Will Hadoop customers go for specialized storage and a non-Apache version of HBase?  Purists might not, but enterprise customers who are just now adopting Hadoop and NoSQL may find the combination compelling 

Zettaset/Informatica partner up
While MapR and Fusio-io may just be announcing some collaborative testing, Zettaset, which provides Enterprise security and manageability for Hadoop clusters, and Informatica, a leading independent data integration (DI) vendor, are announcing a formal partnership today.
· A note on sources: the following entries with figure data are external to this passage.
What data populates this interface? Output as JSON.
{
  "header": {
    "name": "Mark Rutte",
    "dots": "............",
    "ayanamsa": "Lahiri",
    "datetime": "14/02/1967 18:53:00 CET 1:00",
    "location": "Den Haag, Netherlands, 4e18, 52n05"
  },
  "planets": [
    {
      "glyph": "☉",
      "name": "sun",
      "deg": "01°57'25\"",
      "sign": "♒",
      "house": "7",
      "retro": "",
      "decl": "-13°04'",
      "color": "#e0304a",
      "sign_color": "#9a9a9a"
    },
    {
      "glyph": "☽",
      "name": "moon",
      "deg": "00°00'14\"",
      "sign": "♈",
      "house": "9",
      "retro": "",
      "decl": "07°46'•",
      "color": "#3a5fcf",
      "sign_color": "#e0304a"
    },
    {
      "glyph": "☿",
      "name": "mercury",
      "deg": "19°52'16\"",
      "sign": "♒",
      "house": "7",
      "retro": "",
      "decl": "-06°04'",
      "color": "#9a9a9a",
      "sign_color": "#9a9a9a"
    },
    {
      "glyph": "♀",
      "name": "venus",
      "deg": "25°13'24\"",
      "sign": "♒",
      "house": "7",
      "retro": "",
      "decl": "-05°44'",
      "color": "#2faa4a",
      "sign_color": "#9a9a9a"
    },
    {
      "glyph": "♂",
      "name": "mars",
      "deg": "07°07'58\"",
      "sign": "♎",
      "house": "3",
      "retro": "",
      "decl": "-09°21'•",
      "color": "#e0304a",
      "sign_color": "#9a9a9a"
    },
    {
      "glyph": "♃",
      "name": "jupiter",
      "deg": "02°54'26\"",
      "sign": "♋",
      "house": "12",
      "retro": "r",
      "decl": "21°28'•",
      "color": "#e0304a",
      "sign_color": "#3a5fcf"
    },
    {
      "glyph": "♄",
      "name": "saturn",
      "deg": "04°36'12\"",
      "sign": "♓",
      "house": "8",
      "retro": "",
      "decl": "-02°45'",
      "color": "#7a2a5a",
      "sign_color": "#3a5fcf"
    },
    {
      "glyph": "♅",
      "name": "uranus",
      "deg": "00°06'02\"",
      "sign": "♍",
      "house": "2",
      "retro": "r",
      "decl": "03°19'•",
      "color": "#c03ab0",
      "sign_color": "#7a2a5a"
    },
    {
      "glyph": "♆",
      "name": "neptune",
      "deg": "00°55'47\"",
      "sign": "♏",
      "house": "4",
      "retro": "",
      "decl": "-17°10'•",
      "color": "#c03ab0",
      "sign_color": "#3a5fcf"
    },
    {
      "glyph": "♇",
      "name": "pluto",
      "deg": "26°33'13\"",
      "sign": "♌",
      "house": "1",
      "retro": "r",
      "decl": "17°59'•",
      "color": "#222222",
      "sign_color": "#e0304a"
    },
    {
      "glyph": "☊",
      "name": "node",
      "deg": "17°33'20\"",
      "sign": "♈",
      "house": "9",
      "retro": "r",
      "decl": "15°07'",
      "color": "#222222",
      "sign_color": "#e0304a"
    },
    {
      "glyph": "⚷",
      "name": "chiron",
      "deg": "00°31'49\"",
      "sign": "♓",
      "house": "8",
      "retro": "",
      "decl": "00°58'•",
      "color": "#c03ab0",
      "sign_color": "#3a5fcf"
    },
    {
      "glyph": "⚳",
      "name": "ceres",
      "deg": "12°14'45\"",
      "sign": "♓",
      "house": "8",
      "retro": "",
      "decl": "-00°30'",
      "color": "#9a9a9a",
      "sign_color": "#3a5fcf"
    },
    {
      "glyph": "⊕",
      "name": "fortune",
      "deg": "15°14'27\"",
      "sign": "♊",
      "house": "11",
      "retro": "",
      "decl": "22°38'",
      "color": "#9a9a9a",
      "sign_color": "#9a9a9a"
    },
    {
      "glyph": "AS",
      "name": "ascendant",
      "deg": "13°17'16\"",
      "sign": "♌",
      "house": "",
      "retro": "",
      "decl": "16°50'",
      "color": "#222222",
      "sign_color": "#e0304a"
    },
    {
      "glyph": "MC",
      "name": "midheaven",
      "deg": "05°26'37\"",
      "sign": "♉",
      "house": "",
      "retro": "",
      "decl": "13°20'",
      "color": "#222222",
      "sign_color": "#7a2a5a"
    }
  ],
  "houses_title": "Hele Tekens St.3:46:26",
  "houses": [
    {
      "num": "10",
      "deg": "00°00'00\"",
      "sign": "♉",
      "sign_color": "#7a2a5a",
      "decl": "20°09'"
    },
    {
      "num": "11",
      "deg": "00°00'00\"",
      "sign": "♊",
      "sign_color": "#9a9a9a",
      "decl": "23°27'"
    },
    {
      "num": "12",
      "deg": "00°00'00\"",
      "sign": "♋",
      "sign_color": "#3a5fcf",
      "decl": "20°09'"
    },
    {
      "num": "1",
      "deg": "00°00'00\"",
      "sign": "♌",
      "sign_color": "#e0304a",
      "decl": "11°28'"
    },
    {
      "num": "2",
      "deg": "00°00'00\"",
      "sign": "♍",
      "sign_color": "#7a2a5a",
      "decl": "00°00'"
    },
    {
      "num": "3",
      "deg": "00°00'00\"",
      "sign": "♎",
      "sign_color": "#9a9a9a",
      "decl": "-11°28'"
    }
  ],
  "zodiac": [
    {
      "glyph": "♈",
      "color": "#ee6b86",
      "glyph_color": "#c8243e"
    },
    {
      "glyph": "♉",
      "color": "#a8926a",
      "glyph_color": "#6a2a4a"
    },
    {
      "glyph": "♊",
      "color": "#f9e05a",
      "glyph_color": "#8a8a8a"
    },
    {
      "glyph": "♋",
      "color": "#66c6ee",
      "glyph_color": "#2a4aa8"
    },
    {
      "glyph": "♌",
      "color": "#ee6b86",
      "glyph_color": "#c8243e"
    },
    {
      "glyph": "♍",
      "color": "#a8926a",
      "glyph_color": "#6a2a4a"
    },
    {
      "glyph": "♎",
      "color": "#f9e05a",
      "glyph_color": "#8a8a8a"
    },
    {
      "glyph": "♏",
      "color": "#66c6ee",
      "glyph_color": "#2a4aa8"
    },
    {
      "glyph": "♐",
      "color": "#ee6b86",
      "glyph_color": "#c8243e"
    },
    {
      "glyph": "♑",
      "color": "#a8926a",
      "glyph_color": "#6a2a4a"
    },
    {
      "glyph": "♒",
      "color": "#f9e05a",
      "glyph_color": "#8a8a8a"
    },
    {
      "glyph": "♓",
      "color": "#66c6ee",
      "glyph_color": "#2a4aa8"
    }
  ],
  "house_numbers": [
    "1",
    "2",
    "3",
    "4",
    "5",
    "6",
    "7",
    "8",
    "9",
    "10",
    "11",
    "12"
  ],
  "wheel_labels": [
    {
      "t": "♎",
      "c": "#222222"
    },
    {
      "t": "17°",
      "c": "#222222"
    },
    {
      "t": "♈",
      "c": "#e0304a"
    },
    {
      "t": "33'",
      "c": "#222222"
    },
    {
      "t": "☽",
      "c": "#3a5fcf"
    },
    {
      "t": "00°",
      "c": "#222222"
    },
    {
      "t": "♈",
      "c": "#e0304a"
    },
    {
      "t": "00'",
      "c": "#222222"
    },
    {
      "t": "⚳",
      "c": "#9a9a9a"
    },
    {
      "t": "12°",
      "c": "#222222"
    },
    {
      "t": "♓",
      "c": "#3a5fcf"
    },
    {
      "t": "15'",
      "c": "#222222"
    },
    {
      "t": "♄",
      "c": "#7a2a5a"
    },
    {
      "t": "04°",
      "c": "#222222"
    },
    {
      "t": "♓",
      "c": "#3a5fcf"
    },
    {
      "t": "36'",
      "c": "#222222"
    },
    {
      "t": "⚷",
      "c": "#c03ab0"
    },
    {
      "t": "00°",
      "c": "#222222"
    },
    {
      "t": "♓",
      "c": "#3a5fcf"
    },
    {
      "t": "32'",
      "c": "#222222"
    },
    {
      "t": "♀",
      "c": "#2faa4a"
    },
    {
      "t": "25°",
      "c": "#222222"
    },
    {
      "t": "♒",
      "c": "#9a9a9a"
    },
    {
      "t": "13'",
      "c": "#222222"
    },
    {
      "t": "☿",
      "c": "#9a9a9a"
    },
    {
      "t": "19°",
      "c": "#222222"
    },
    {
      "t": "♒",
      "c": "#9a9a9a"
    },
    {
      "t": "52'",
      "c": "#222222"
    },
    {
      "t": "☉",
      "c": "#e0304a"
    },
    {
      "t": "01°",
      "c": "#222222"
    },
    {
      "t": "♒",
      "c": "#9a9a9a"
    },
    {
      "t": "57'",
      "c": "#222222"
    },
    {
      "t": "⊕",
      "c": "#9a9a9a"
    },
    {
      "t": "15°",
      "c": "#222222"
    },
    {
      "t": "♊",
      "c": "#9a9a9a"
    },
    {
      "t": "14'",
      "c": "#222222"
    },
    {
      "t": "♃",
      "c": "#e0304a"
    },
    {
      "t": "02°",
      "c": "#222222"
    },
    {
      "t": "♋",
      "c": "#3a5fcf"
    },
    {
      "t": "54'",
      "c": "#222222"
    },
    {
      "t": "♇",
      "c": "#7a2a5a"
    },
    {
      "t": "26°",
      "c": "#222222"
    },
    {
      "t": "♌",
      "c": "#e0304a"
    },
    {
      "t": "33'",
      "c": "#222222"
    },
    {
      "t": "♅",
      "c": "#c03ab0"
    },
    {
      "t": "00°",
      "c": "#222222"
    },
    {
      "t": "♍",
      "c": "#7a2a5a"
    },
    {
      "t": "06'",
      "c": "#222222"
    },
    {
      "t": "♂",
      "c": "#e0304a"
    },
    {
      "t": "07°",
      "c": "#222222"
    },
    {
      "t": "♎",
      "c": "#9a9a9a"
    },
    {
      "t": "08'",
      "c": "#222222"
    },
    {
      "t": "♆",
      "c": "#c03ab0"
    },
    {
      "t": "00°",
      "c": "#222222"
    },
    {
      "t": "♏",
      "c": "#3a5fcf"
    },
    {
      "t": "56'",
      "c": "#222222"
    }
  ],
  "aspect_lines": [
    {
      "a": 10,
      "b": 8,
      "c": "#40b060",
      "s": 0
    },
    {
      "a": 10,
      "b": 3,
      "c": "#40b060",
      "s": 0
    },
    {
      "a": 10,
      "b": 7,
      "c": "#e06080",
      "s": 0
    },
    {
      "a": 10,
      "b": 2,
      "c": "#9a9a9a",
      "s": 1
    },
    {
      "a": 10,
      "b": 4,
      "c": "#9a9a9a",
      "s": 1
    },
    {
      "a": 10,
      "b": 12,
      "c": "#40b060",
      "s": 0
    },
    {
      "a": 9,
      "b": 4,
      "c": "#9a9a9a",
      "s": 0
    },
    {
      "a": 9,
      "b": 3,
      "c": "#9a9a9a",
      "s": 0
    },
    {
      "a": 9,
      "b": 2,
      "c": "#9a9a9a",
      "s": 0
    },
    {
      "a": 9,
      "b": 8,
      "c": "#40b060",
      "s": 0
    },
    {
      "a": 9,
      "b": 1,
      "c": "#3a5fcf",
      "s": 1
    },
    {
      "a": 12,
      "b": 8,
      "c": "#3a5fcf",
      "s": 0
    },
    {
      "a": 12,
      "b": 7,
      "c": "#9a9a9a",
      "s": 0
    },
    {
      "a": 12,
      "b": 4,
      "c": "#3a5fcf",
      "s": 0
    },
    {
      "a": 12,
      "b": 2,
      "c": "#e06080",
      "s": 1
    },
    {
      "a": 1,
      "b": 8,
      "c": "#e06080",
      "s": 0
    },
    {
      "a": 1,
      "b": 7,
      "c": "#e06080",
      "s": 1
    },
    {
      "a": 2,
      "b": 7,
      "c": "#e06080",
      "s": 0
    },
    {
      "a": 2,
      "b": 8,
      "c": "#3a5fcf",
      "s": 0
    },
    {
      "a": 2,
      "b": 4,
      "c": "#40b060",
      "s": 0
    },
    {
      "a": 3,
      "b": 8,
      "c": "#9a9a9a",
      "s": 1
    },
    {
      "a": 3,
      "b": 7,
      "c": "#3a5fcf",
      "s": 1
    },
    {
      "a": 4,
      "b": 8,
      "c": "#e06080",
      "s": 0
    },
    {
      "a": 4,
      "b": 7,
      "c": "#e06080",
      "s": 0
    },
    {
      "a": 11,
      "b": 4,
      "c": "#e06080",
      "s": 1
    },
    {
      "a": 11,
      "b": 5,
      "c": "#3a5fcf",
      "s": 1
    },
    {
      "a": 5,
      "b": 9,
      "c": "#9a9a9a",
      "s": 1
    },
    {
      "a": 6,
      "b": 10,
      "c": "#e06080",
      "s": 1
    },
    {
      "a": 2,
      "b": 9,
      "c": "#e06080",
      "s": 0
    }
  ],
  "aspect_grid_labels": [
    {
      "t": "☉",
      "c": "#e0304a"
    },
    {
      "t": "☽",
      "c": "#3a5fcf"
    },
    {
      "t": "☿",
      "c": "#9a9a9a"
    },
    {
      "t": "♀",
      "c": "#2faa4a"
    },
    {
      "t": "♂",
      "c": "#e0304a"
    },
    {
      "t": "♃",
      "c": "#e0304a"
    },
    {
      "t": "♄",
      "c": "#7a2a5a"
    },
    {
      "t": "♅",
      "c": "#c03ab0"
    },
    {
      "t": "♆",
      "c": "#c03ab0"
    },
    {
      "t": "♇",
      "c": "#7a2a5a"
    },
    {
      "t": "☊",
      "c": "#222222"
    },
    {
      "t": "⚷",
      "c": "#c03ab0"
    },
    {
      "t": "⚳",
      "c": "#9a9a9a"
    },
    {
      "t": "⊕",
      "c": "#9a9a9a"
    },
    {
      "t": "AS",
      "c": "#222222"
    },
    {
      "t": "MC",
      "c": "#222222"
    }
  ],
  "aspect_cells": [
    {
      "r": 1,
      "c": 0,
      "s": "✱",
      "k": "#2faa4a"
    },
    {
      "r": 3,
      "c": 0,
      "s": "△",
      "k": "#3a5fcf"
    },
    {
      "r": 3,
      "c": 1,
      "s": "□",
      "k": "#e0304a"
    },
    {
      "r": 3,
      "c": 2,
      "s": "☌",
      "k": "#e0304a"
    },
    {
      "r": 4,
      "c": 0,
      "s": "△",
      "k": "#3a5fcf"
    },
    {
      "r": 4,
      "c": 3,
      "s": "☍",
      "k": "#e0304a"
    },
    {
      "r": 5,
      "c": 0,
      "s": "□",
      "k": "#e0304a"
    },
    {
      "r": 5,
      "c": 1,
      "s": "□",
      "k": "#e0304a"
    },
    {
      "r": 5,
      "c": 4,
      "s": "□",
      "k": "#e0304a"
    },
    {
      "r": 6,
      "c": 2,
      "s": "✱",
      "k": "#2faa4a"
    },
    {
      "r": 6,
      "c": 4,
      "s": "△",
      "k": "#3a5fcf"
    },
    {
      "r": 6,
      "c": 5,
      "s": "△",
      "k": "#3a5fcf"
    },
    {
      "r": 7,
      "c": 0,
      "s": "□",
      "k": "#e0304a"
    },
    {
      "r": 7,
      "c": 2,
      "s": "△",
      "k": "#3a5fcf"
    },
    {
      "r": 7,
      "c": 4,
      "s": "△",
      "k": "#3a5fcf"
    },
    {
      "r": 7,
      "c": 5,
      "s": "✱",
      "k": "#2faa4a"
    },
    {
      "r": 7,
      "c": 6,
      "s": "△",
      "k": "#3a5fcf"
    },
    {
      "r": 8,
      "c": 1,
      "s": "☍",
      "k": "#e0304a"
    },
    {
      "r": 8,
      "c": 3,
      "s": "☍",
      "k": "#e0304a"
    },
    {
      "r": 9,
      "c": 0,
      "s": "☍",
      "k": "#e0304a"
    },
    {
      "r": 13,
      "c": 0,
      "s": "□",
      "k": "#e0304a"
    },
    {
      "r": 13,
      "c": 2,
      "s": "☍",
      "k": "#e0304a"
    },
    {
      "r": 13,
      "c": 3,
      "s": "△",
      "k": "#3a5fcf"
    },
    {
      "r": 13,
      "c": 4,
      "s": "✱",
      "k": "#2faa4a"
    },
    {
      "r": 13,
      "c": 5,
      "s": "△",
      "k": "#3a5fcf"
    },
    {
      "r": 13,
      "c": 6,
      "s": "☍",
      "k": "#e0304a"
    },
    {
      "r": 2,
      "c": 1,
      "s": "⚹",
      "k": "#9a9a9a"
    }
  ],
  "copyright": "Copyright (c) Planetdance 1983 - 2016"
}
Zettaset will embed Informatica PowerCenter Big Data Edition into its own Orchestrator product, a tool for managing Hadoop clusters.  This integration will allow the Hadoop cluster security event data (intrusion alerts, for example), that Zettaset captures from firewalls and network switches, to be integrated with data from other sources in customers’ analytics workflows.

Here again, we see the "Enterprise-ation" of Hadoop.  Zettaset’s products make Hadoop clusters work sensibly in the context of corporate data centers, and Informatica has long been used in enterprise data integration/Business Intelligence work.  Putting the two together makes sense in much the same way that Splunk’s data center analytics products have seemingly resonated in the marketplace.

Splunk’s own announcement around analytics of generalized Hadoop data today would indicate that machine-oriented and general Big Data analytics vendors are starting to cross-over mutually.  And with that in mind, the general DI capabilities that Informatica brings to Hadoop will be brought to bear fro Zettaset as well, and embedding of Informatica’s data quality functionality is planned for the future.

Couchbase 2.1 GAs
Couchbase, a major NoSQL database vendor, with technology based on Apache CouchDB, is announcing general availability (GA) of version 2.1 of the Couchbase Server product.  This new version offers a multi-threaded persistence engine that improves disk utilization on both commodity hardware and specialized servers; cross-datacenter replication optimizations; new health and management tools and UI enhancements for existing tools.

Couchbase has also launched a new user community portal, with language-specific sections for developers and admins, as well as an interactive Q&A application designed to replace the existing Couchbase Forums.

There is a common theme in the MapR/Fusion-io and Couchbase announcements: As NoSQL is finding more traction for use in corporate applications, storage-based performance and manageability are of prime importance.